Varsha Pandya has had a long career in the field of Family Violence and Juvenile Justice in India and in USA. She teaches courses on understanding human behavior in social environment, research, and electives related to Family Violence. She has published two single-authored and one co-authored articles based on her research with offenders of intimate partner violence.


Diversion programs are increasingly used in the United States legal systems where criminal, social, and human problems mesh. Intimate partner violence is one such criminal act where courts are increasingly using diversion programs primarily mandating offenders to anger-management treatment. Research in last five decades has consistently showed that the recidivism rate among offenders of intimate partner violence in civilian population has been between 25-60% post-participation in diversion programs.

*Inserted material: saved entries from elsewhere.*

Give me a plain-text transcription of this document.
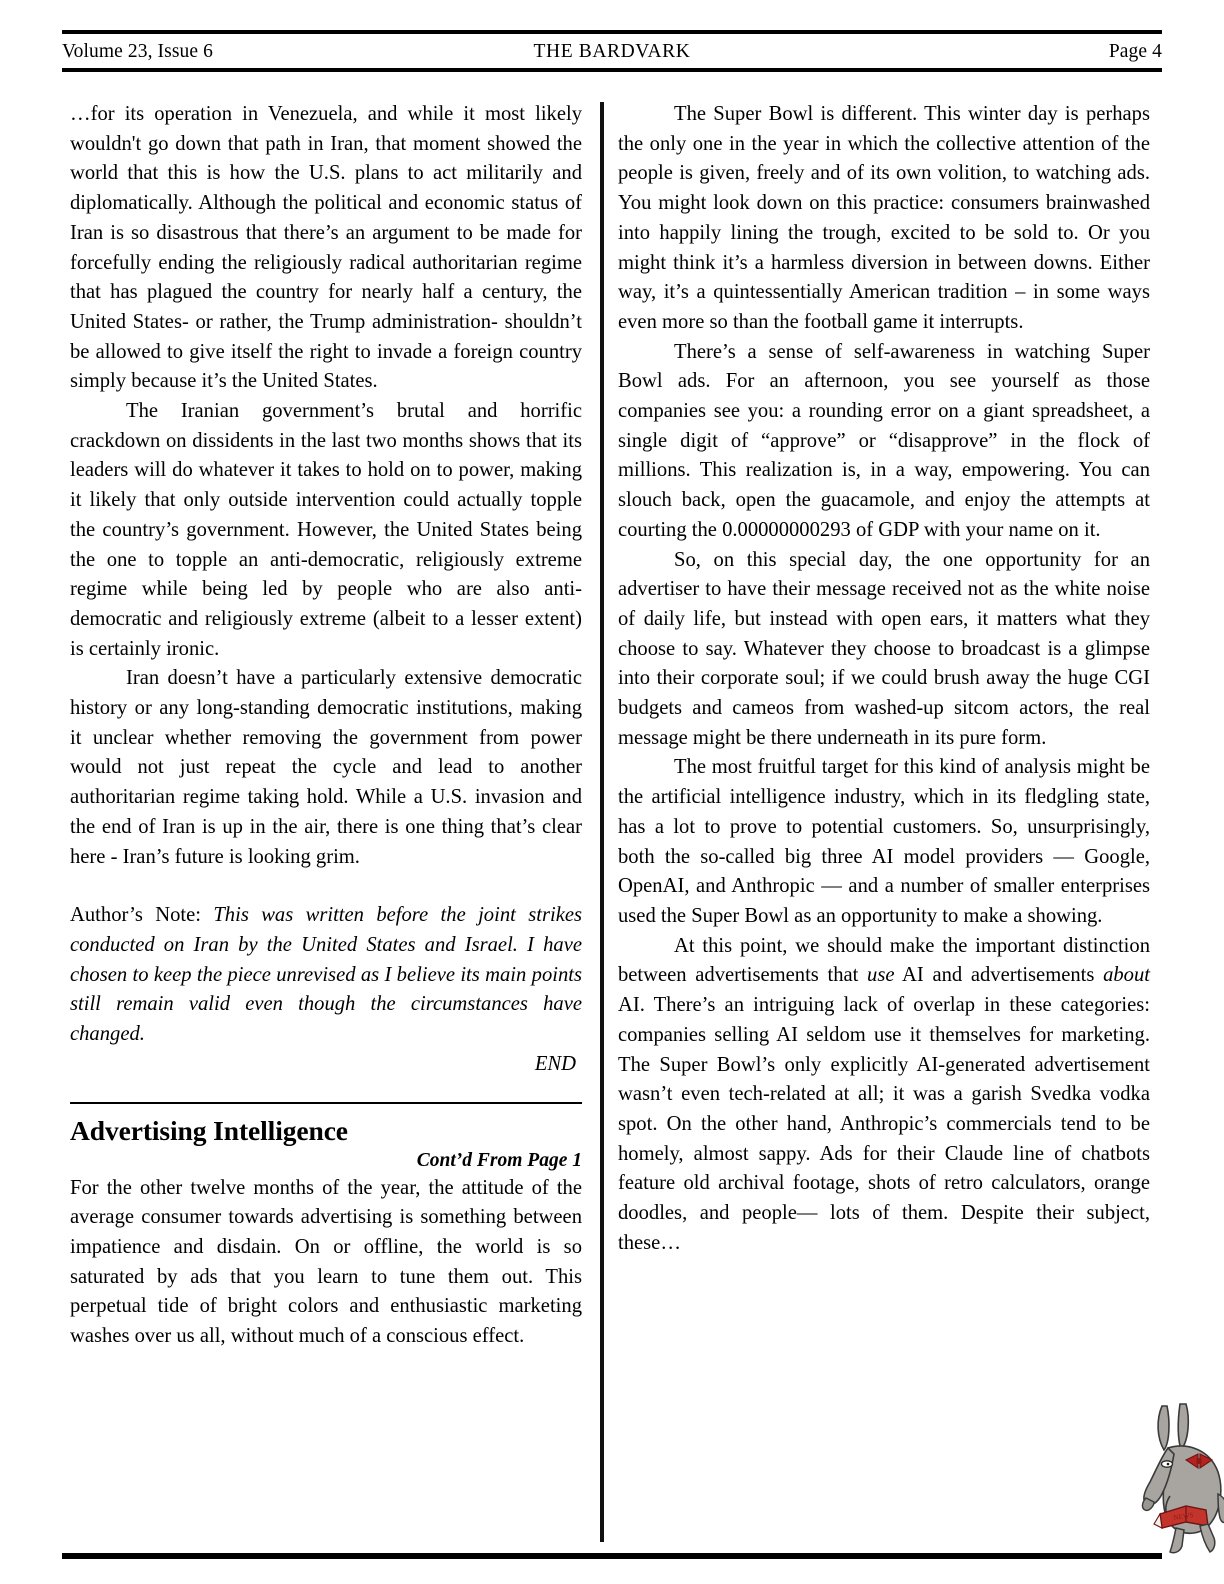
Volume 23, Issue 6	THE BARDVARK	Page 4

…for its operation in Venezuela, and while it most likely wouldn't go down that path in Iran, that moment showed the world that this is how the U.S. plans to act militarily and diplomatically. Although the political and economic status of Iran is so disastrous that there’s an argument to be made for forcefully ending the religiously radical authoritarian regime that has plagued the country for nearly half a century, the United States- or rather, the Trump administration- shouldn’t be allowed to give itself the right to invade a foreign country simply because it’s the United States.

The Iranian government’s brutal and horrific crackdown on dissidents in the last two months shows that its leaders will do whatever it takes to hold on to power, making it likely that only outside intervention could actually topple the country’s government. However, the United States being the one to topple an anti-democratic, religiously extreme regime while being led by people who are also anti-democratic and religiously extreme (albeit to a lesser extent) is certainly ironic.

Iran doesn’t have a particularly extensive democratic history or any long-standing democratic institutions, making it unclear whether removing the government from power would not just repeat the cycle and lead to another authoritarian regime taking hold. While a U.S. invasion and the end of Iran is up in the air, there is one thing that’s clear here - Iran’s future is looking grim.

Author’s Note: This was written before the joint strikes conducted on Iran by the United States and Israel. I have chosen to keep the piece unrevised as I believe its main points still remain valid even though the circumstances have changed.

END

Advertising Intelligence

Cont’d From Page 1

For the other twelve months of the year, the attitude of the average consumer towards advertising is something between impatience and disdain. On or offline, the world is so saturated by ads that you learn to tune them out. This perpetual tide of bright colors and enthusiastic marketing washes over us all, without much of a conscious effect.

The Super Bowl is different. This winter day is perhaps the only one in the year in which the collective attention of the people is given, freely and of its own volition, to watching ads. You might look down on this practice: consumers brainwashed into happily lining the trough, excited to be sold to. Or you might think it’s a harmless diversion in between downs. Either way, it’s a quintessentially American tradition – in some ways even more so than the football game it interrupts.

There’s a sense of self-awareness in watching Super Bowl ads. For an afternoon, you see yourself as those companies see you: a rounding error on a giant spreadsheet, a single digit of “approve” or “disapprove” in the flock of millions. This realization is, in a way, empowering. You can slouch back, open the guacamole, and enjoy the attempts at courting the 0.00000000293 of GDP with your name on it.

So, on this special day, the one opportunity for an advertiser to have their message received not as the white noise of daily life, but instead with open ears, it matters what they choose to say. Whatever they choose to broadcast is a glimpse into their corporate soul; if we could brush away the huge CGI budgets and cameos from washed-up sitcom actors, the real message might be there underneath in its pure form.

The most fruitful target for this kind of analysis might be the artificial intelligence industry, which in its fledgling state, has a lot to prove to potential customers. So, unsurprisingly, both the so-called big three AI model providers — Google, OpenAI, and Anthropic — and a number of smaller enterprises used the Super Bowl as an opportunity to make a showing.

At this point, we should make the important distinction between advertisements that use AI and advertisements about AI. There’s an intriguing lack of overlap in these categories: companies selling AI seldom use it themselves for marketing. The Super Bowl’s only explicitly AI-generated advertisement wasn’t even tech-related at all; it was a garish Svedka vodka spot. On the other hand, Anthropic’s commercials tend to be homely, almost sappy. Ads for their Claude line of chatbots feature old archival footage, shots of retro calculators, orange doodles, and people— lots of them. Despite their subject, these…

NEWS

This presentation will (1) share excerpts from interviews with offenders pre, during, and post their treatment program as well as from their therapy sessions to highlight the importance of relational, human dynamics between the offender and the victim to inform risk-assessment for re-offending (2) emphasize on training the interviewers in listening skills by sharing excerpts from pre interviews, and how such interviews may guide diversion sentencing (3) demonstrate potential for positive outcome when the offenders thought of their victims at every step of the way and/or voluntarily involved them to support them in their rehabilitation (4) recommend assessment of progress of offenders in diversion treatment program using stages of Change Process models (trans-theoretical and affective change process) for extending treatment of the offender. A discussion among participants will be strongly encouraged at the end of the presentation about how the relational perspective brought forth from social work profession may be blended with forensic insights contributed by fields like Medicine and Psychology to enhance criminal justice meted out to offenders of intimate partner violence.